A community asthma coalition wanted to see what parts of the county had the worst problem with serious asthma among children. They mapped by zip code the total number of child asthma-related hospitalizations in the past year, because hospitalizations are a commonly-used measure of asthma that is uncontrolled. One zip code, actually a small city within the larger city, really stuck out on the map – it had only a handful of child asthma hospitalizations. The coalition’s planning committee was very curious how this city had managed to bring child asthma under such good control that hospitalizations were rare, and the committee proposed talking to that city’s leadership to learn more and hopefully transfer successful practices to the surrounding area.

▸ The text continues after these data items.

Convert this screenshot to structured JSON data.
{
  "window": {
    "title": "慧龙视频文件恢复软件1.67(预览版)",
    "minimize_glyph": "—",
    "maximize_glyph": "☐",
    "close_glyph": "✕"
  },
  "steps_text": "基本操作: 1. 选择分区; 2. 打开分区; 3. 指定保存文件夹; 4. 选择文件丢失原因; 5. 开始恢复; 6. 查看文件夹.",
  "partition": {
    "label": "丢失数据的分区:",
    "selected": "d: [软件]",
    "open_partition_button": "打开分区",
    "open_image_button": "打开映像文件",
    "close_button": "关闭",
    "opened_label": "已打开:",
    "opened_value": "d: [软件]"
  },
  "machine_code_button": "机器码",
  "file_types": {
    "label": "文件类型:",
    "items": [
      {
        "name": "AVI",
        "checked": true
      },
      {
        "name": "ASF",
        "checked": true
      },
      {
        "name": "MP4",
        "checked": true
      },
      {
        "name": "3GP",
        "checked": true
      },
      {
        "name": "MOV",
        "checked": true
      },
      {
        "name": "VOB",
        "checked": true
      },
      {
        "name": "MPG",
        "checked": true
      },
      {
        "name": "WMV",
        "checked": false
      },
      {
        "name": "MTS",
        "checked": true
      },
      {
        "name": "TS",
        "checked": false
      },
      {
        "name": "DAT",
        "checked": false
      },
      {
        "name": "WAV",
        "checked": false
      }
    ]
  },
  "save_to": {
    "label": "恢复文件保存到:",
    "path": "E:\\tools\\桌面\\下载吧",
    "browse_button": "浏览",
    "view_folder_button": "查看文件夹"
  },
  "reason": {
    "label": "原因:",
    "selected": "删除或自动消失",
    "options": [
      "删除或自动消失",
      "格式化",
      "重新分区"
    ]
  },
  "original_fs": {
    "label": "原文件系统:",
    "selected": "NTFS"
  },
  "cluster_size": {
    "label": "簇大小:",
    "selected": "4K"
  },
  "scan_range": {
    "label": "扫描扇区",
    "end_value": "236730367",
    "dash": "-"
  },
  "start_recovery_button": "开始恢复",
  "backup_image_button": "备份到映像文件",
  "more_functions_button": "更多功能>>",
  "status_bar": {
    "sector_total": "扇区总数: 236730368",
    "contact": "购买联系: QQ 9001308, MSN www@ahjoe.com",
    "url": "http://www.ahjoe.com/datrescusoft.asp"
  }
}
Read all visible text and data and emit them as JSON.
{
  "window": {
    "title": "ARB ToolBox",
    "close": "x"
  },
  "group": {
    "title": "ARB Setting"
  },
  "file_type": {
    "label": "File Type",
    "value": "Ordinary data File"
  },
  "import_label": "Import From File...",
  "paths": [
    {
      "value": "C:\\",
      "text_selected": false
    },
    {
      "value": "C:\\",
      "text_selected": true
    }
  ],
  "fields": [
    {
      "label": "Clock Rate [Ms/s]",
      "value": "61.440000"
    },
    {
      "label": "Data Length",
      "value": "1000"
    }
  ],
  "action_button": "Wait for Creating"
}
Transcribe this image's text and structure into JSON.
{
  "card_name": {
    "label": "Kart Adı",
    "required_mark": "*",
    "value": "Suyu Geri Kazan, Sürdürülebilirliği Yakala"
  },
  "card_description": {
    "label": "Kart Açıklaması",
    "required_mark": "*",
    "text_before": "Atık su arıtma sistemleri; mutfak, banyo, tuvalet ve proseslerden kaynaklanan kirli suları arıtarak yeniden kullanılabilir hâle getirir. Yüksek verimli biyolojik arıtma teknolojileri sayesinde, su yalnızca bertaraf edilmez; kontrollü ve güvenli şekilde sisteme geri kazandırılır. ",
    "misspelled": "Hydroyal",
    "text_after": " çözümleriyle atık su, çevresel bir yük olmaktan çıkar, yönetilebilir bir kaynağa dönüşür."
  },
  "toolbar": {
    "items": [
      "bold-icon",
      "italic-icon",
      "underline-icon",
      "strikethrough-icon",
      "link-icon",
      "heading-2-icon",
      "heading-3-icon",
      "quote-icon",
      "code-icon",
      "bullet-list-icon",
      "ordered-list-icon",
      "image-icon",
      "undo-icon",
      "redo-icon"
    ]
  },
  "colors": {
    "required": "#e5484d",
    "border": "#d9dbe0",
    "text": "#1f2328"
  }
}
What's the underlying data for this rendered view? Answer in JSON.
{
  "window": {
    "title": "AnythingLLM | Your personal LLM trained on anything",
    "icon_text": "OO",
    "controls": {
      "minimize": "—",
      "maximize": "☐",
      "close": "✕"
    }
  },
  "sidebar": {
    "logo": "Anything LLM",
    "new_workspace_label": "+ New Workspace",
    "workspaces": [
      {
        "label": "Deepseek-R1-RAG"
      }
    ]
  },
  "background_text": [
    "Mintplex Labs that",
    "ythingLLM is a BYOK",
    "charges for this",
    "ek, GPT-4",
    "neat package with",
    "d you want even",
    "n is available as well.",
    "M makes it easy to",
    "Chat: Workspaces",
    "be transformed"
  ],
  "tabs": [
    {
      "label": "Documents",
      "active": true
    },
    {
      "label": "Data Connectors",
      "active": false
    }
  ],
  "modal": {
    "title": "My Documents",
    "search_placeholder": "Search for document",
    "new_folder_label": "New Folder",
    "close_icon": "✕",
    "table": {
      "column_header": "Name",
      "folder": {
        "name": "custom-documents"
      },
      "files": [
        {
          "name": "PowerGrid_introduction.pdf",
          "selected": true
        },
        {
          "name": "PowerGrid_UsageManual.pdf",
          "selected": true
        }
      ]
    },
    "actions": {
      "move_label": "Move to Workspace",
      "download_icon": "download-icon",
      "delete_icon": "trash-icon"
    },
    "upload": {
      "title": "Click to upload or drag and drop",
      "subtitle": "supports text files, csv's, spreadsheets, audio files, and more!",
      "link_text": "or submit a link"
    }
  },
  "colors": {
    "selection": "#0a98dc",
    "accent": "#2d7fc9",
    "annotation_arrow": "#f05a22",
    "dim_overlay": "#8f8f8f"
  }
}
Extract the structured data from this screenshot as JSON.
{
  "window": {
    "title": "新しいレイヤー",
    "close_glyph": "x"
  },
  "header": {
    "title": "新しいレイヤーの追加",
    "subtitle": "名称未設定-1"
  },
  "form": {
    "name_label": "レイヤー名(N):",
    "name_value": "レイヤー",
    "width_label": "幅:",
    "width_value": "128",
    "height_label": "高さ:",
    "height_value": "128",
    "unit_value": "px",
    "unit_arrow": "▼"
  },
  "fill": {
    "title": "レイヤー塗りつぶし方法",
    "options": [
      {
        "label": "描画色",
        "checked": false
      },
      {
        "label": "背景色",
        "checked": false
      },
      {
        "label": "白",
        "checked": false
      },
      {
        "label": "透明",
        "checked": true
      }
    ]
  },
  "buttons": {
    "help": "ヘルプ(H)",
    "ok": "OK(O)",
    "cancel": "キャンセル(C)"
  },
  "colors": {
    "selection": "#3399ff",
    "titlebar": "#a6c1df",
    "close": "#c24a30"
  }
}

When the committee presented the map to the full coalition, though, one member pointed out something the planning committee hadn’t thought of: the city with the very small number of child hospitalizations has a very old population compared to surrounding areas. There are very few child asthma hospitalizations in that zip code because there are actually very few children at all. Once the committee mapped the rate – number of child asthma hospitalizations per 1,000 children – instead of the raw number of hospitalizations, that zip code didn’t look any better than the others.
Key point: different geographic areas – for example, zip codes or counties – have different population sizes and characteristics. So if you want to compare and contrast something across geographic areas, you usually want to compare a rate per population, not a number of events or cases, for a specific period of time. To calculate a rate, divide the number of events or cases, like child asthma hospitalizations, by the number of people who could have had an event or case during the time period. When calculating a rate, we generally multiply by a factor of 100 – 100, 1,000, 10,000, or 100,000 – to get a number that’s not a fraction and is easier to look at. Use the same multiplier for every geography you’re comparing.
Example: Zip code #1 had 22 child asthma hospitalizations in 2014, and a total of 1337 children lived there in 2014; dividing 22 by 1337 gives us 0.01645. Zip code #2 had 14 child asthma hospitalizations among a total of 1051 children in 2014, or 0.01332 hospitalizations per child. Multiply by 1,000 children to get a rate of 16.5 asthma hospitalizations per 1,000 children in zip code #1, and a rate of 13.3 asthma hospitalizations per 1,000 children in zip code #2. These two zip codes can now be compared directly, and we can tell that child asthma hospitalizations are a bigger problem in zip code #1 than in zip code #2.